The same holds true for the industrial industry. Building a website for businesses in the industrial industry is a different challenge compared to more customer facing websites. From dense information and business goals to creative graphics, typography and color schemes, there are many design elements to consider.

A greater importance is being put on readability and usability over aesthetics. Not long ago, agencies were designing and developing websites with wild navigation systems. These hi-tech appearances have started to fall away for more minimal, cleaner layouts. Companies and website visitors alike are more concerned with every page working properly and ensuring it’s easy to use.

Our designers are regularly looking for industrial web design inspiration. We’ve put together a combination of important design factors we consider for Gorilla-built websites along with inspirational sites from companies doing design right. These websites have been inspirational for our own designs.

Dense information

What makes industrial website design a different challenge than more customer facing websites is the technical aspect. There is usually a lot of dense information that we have to figure out a way to make more easily digestible. Even within the industrial sector, design is a challenge from business to business. We design sites for businesses specializing in construction, bioplastic manufacturing, dairy production and commercial flooring installation among many others. Each one is completely different, loaded with extensive amounts of information that needs to be conveyed to potential customers.

The challenge is becoming an expert, having a sound understanding of what they do and conveying that through the websites design and content.

One of the sites we use for industrial web design inspiration is Webscope. We’ve been impressed with the information Webscope conveys through its design. The company created a communication platform for web developers and clients. Webscope’s message may be simple, but conveying a clear understanding of what the app is, its abilities and why it’s beneficial could easily be muddled and bogged down with expansive content. Their site takes an efficient and effective route to clearly and concisely communicate with visitors.

We took a similar approach when designing for CK Power. We created a graphic to help explain complex Tier 4 engine regulations. This flow chart has been very popular with their audience. It’s been a helpful way to lead potential customers through complex information. The EPA’s Tier 4 information is complicated and dense, consisting of thousands of words. The flow chart our designers created condenses it down and gives credence to CK Power as a thought leader.

Business goals

All design decisions are based off business goals set up prior to designing the website. Every element of the website has a business goal tied to it. Some websites look cool just to look cool, but for our clients, everything serves purpose. To help with the determination of the business goals and how they fit into the design, our designers wireframe the websites we create.

When wireframing, we’re thinking about the buyer personas. How is this buyer persona going to navigate the website? How can we make it easiest to find things? One of the main goals is to drive conversions.

Timepot, an employee hours tracking site, is a great example of a website with clean, efficient design with the clear goal of driving visitors into conversions. The option to start a free trial is heavily featured without being negatively aggressive. Eyes aren’t bogged down by hard-to-understand visuals, the navigation is simple and every element has the clear goal of encouraging visitors to convert. A few minutes on the Timepot website will show why it has provided us with plenty of industrial web design inspiration.

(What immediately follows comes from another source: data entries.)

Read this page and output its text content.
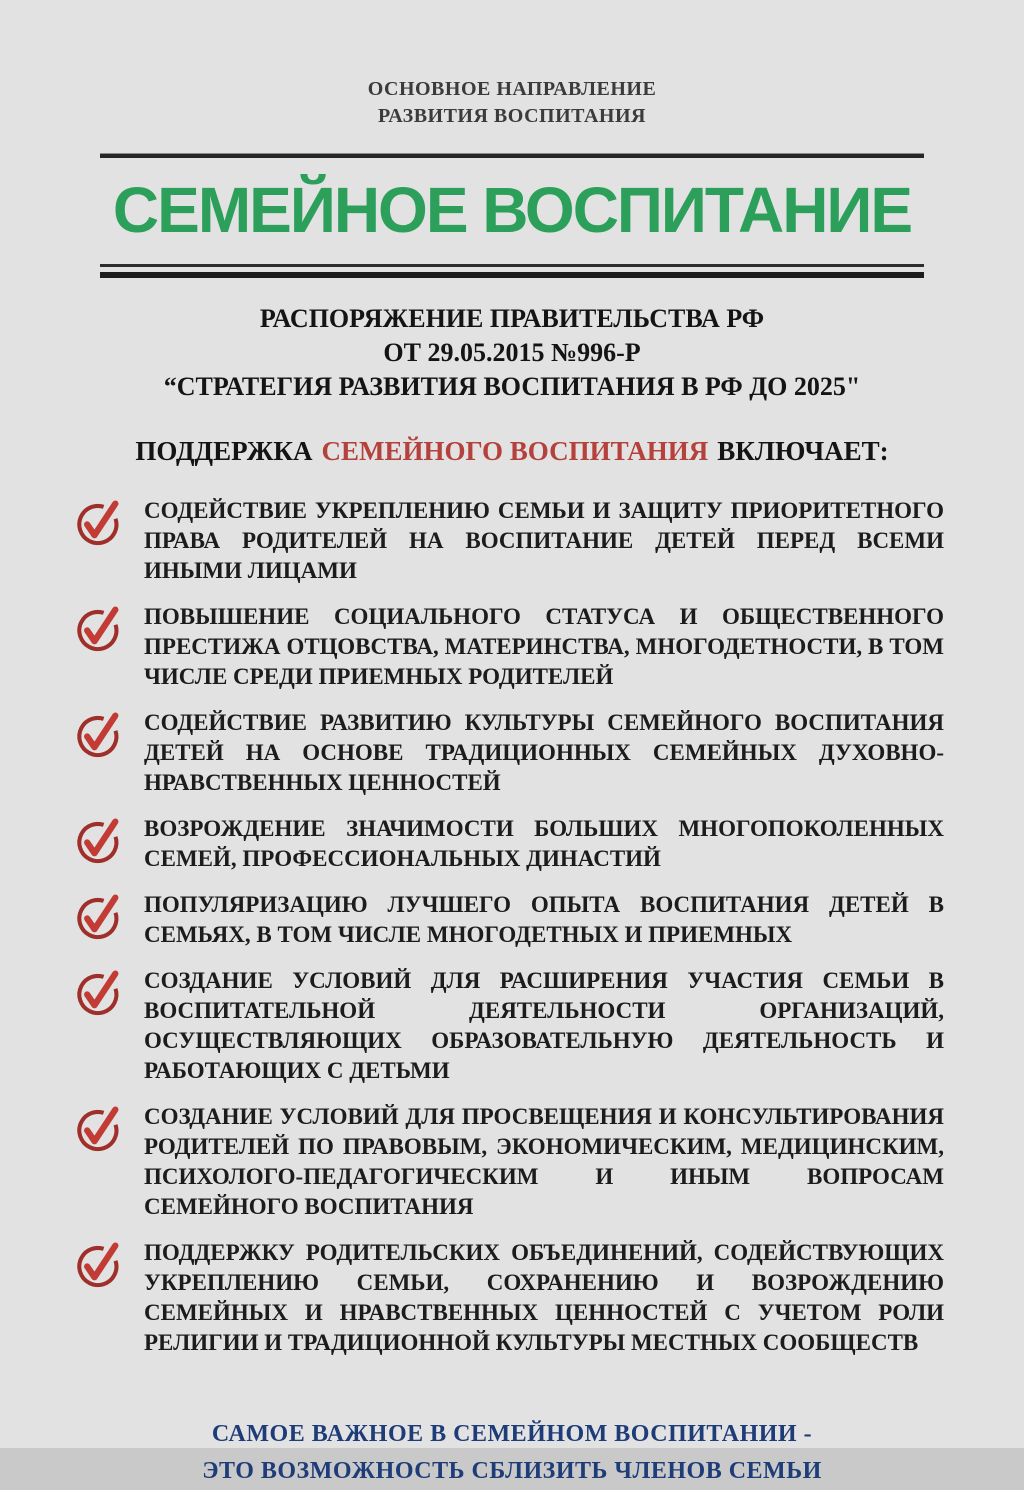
ОСНОВНОЕ НАПРАВЛЕНИЕ
РАЗВИТИЯ ВОСПИТАНИЯ
СЕМЕЙНОЕ ВОСПИТАНИЕ

РАСПОРЯЖЕНИЕ ПРАВИТЕЛЬСТВА РФ

ОТ 29.05.2015 №996-Р

“СТРАТЕГИЯ РАЗВИТИЯ ВОСПИТАНИЯ В РФ ДО 2025"

ПОДДЕРЖКА СЕМЕЙНОГО ВОСПИТАНИЯ ВКЛЮЧАЕТ:

СОДЕЙСТВИЕ УКРЕПЛЕНИЮ СЕМЬИ И ЗАЩИТУ ПРИОРИТЕТНОГО ПРАВА РОДИТЕЛЕЙ НА ВОСПИТАНИЕ ДЕТЕЙ ПЕРЕД ВСЕМИ ИНЫМИ ЛИЦАМИ

ПОВЫШЕНИЕ СОЦИАЛЬНОГО СТАТУСА И ОБЩЕСТВЕННОГО ПРЕСТИЖА ОТЦОВСТВА, МАТЕРИНСТВА, МНОГОДЕТНОСТИ, В ТОМ ЧИСЛЕ СРЕДИ ПРИЕМНЫХ РОДИТЕЛЕЙ

СОДЕЙСТВИЕ РАЗВИТИЮ КУЛЬТУРЫ СЕМЕЙНОГО ВОСПИТАНИЯ ДЕТЕЙ НА ОСНОВЕ ТРАДИЦИОННЫХ СЕМЕЙНЫХ ДУХОВНО-НРАВСТВЕННЫХ ЦЕННОСТЕЙ

ВОЗРОЖДЕНИЕ ЗНАЧИМОСТИ БОЛЬШИХ МНОГОПОКОЛЕННЫХ СЕМЕЙ, ПРОФЕССИОНАЛЬНЫХ ДИНАСТИЙ

ПОПУЛЯРИЗАЦИЮ ЛУЧШЕГО ОПЫТА ВОСПИТАНИЯ ДЕТЕЙ В СЕМЬЯХ, В ТОМ ЧИСЛЕ МНОГОДЕТНЫХ И ПРИЕМНЫХ

СОЗДАНИЕ УСЛОВИЙ ДЛЯ РАСШИРЕНИЯ УЧАСТИЯ СЕМЬИ В ВОСПИТАТЕЛЬНОЙ ДЕЯТЕЛЬНОСТИ ОРГАНИЗАЦИЙ, ОСУЩЕСТВЛЯЮЩИХ ОБРАЗОВАТЕЛЬНУЮ ДЕЯТЕЛЬНОСТЬ И РАБОТАЮЩИХ С ДЕТЬМИ

СОЗДАНИЕ УСЛОВИЙ ДЛЯ ПРОСВЕЩЕНИЯ И КОНСУЛЬТИРОВАНИЯ РОДИТЕЛЕЙ ПО ПРАВОВЫМ, ЭКОНОМИЧЕСКИМ, МЕДИЦИНСКИМ, ПСИХОЛОГО-ПЕДАГОГИЧЕСКИМ И ИНЫМ ВОПРОСАМ СЕМЕЙНОГО ВОСПИТАНИЯ

ПОДДЕРЖКУ РОДИТЕЛЬСКИХ ОБЪЕДИНЕНИЙ, СОДЕЙСТВУЮЩИХ УКРЕПЛЕНИЮ СЕМЬИ, СОХРАНЕНИЮ И ВОЗРОЖДЕНИЮ СЕМЕЙНЫХ И НРАВСТВЕННЫХ ЦЕННОСТЕЙ С УЧЕТОМ РОЛИ РЕЛИГИИ И ТРАДИЦИОННОЙ КУЛЬТУРЫ МЕСТНЫХ СООБЩЕСТВ

САМОЕ ВАЖНОЕ В СЕМЕЙНОМ ВОСПИТАНИИ -

ЭТО ВОЗМОЖНОСТЬ СБЛИЗИТЬ ЧЛЕНОВ СЕМЬИ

When we designed the site for Spectra Contract Flooring, leading visitors to the case studies pages was a prominent business goal. With the case studies page being a major priority, we gave it a featured spot on the main navigation in addition to visual call outs on the homepage.

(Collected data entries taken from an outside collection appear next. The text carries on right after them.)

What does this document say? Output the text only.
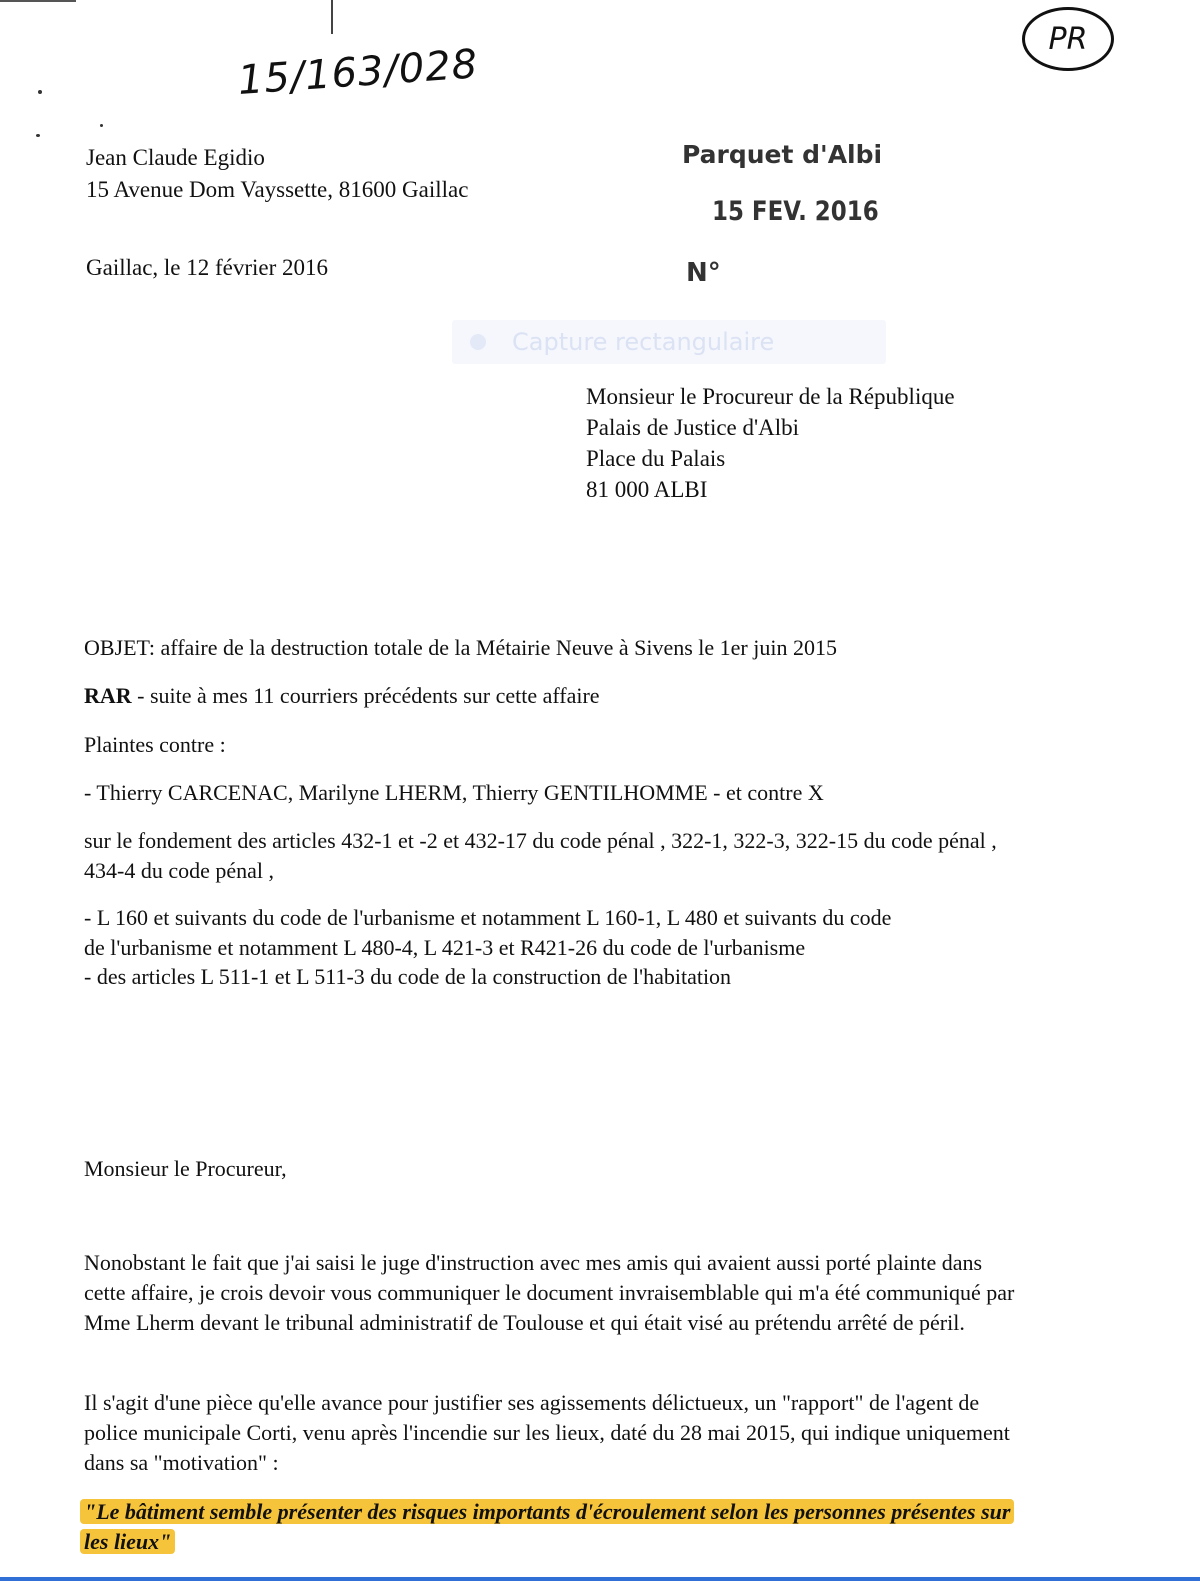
15/163/028
PR
Jean Claude Egidio
15 Avenue Dom Vayssette, 81600 Gaillac
Parquet d'Albi
15 FEV. 2016
N°
Gaillac, le 12 février 2016
Capture rectangulaire
Monsieur le Procureur de la République
Palais de Justice d'Albi
Place du Palais
81 000 ALBI
OBJET: affaire de la destruction totale de la Métairie Neuve à Sivens le 1er juin 2015
RAR - suite à mes 11 courriers précédents sur cette affaire
Plaintes contre :
- Thierry CARCENAC, Marilyne LHERM, Thierry GENTILHOMME - et contre X
sur le fondement des articles 432-1 et -2 et 432-17 du code pénal , 322-1, 322-3, 322-15 du code pénal , 434-4 du code pénal ,
- L 160 et suivants du code de l'urbanisme et notamment L 160-1, L 480 et suivants du code
de l'urbanisme et notamment L 480-4, L 421-3 et R421-26 du code de l'urbanisme
- des articles L 511-1 et L 511-3 du code de la construction de l'habitation
Monsieur le Procureur,
Nonobstant le fait que j'ai saisi le juge d'instruction avec mes amis qui avaient aussi porté plainte dans cette affaire, je crois devoir vous communiquer le document invraisemblable qui m'a été communiqué par Mme Lherm devant le tribunal administratif de Toulouse et qui était visé au prétendu arrêté de péril.
Il s'agit d'une pièce qu'elle avance pour justifier ses agissements délictueux, un "rapport" de l'agent de police municipale Corti, venu après l'incendie sur les lieux, daté du 28 mai 2015, qui indique uniquement dans sa "motivation" :
"Le bâtiment semble présenter des risques importants d'écroulement selon les personnes présentes sur les lieux"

Visuals: graphics, color theory, typography

One of the overall business goals to keep in mind is to make a website visually compelling to keep visitors on the site and engaged with its content. Often, the first impression is the lasting impression. Potential clients will come across your homepage and within 10 seconds, make a decision whether to stay or leave. Visuals that reflect the values of the company, the services performed and the products produced can affect people on a subconscious level. From treatment of visuals and color theory to typography, these elements make up the aesthetics of the site, affecting visitors’ actions.

Designers can learn how to use color appropriately in school, but sometimes you have to take the creative freedom and use what you’ve learned through experience. The rules aren’t hard and fast. That applies to typography as well, you can learn the basics such as line length and font, what to use for headlines and body copy, but experience and creative freedom comes into making design decisions.

Additional visuals include graphics and photos. Sometimes, a company selling a product or selling a service will include photography or visual aids. Having high quality photos is important. Images, illustrations and visuals often capture someone’s attention quicker than text.

One of our favorite websites for visuals is from Decta, a provider of online payment services and e-commerce solutions. Decta provided industrial web design inspiration through their site’s use of typography, color theory and visual elements. These elements play an important role conveying comfort and expertise as a thought leader in e-commerce. The color scheme is filled with soft, blended tones while the font is to the point, using simple lines without flair.

Returning to CK Power, we chose the site’s font for the sharp angles, along with a thick and tough appearance similar to an engine. The color scheme is bold, emphasizing the fonts and matching the qualities of their engines. CK Power’s website commands the screen with assertiveness, but never crosses the threshold to aggressive.

Before jumping into a costly website build, make sure you are asking the right questions, placing an importance on effective design and looking to other successful sites for plenty of inspiration.